When NBC Sports’ Director of Remote Technical Operations for Motorsports Matt Hogencamp walks onto a NASCAR racing track, his priority is to ensure that viewers feel the race, by giving the production team the tools they need to turn their wildest broadcast ideas into reality.
Recently, those ideas have sounded better than ever, thanks to the network’s new DPA Microphones solutions.
The choice of DPA began with simply asking how NBC Sports can bring fans audio they have never heard before. For Hogencamp, the answer was found in the brand’s tiny, rugged and remarkably powerful 4062 Omnidirectional Miniature Lavaliers. The NBC Sports team mounted the microphones in unconventional places, including front bumpers, rear quarter panels and even directly inside the drivers’ helmets without disrupting cameras or slowing pit lane setups.
“In NASCAR, grammes matter, and race cars generate brutal wind speeds, punishing vibration, extreme temperature shifts and showers of track debris,” Hogencamp explained.
“We needed mics that were small enough to hide, light enough to avoid affecting aerodynamics and strong enough to survive extreme conditions lap after lap, while still delivering top-tier audio. The 4062 checked every box and gave us a real leg up in the sound department. Now, fans can hear the gritty scrape of a car skidding along the wall without crashing, or the vacuum of ‘dirty air’ when one car tucks in behind another, the sound vanishing into eerie silence.”
Hogencamp sees this as more than a novelty, calling it a “game-changer” for storytelling. “We’ve always had new camera angles and visuals, but sound is equally important,” he said. “When we put a mic under the hood, our viewers can hear the engine in a way that changes how they experience the race. It’s like they are in the car themselves.

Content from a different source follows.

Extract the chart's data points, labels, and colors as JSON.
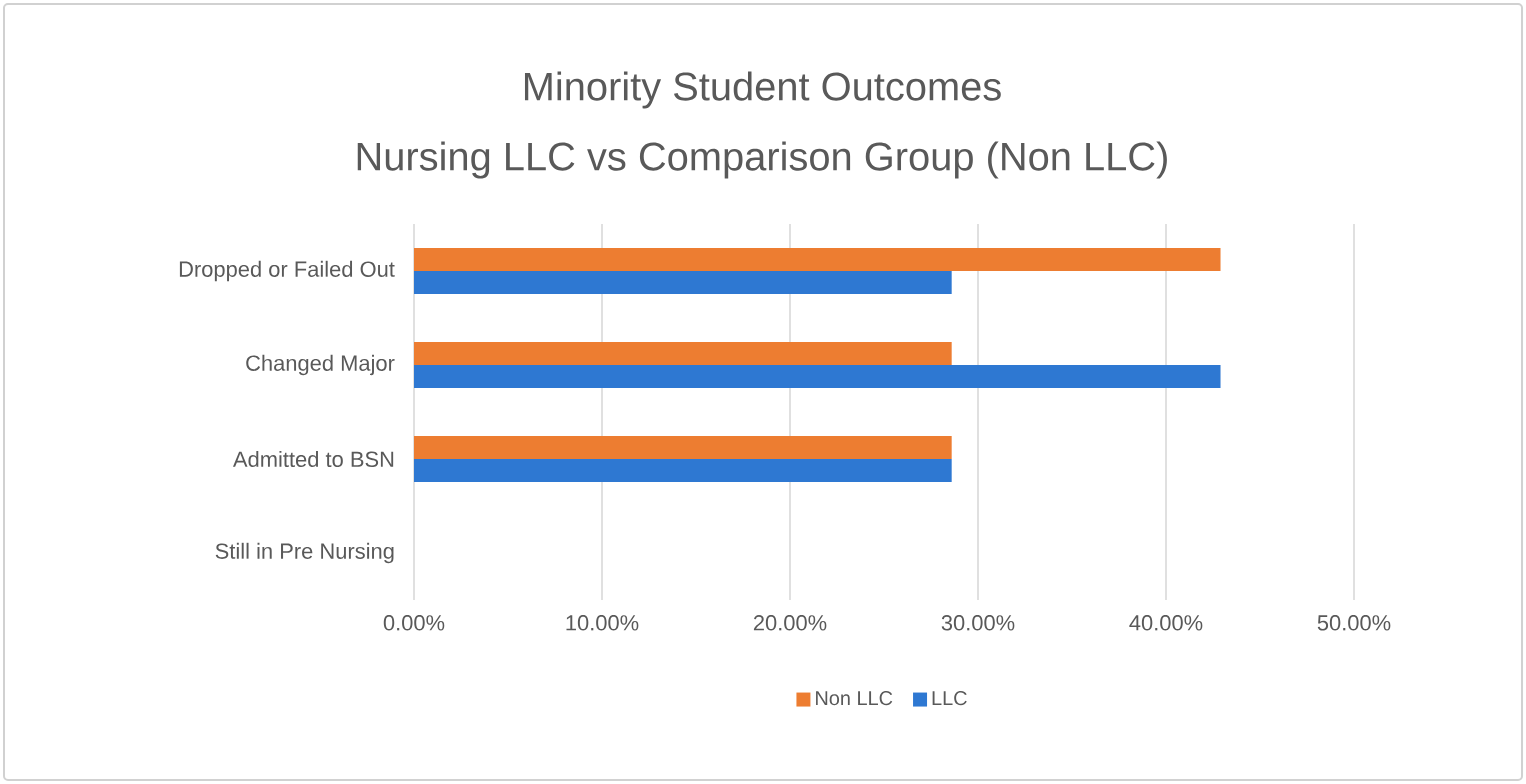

“Even more revealing, viewers can now catch a driver’s unfiltered thoughts mid-race – the adrenaline-laced monologue they usually have on their own, as they hurtle towards a 200-mile-per-hour turn. These microphones nearly disappear into the car but still capture everything we want.
“The microphones performed consistently, no matter where they were placed, cutting down on post-production fixes and letting the engineers focus on the dozens of other live feeds streaming into the truck.
Durability is another win. Quick mounting and low maintenance also made life easier in the high-pressure environment of race day, where every second of set-up time is precious.”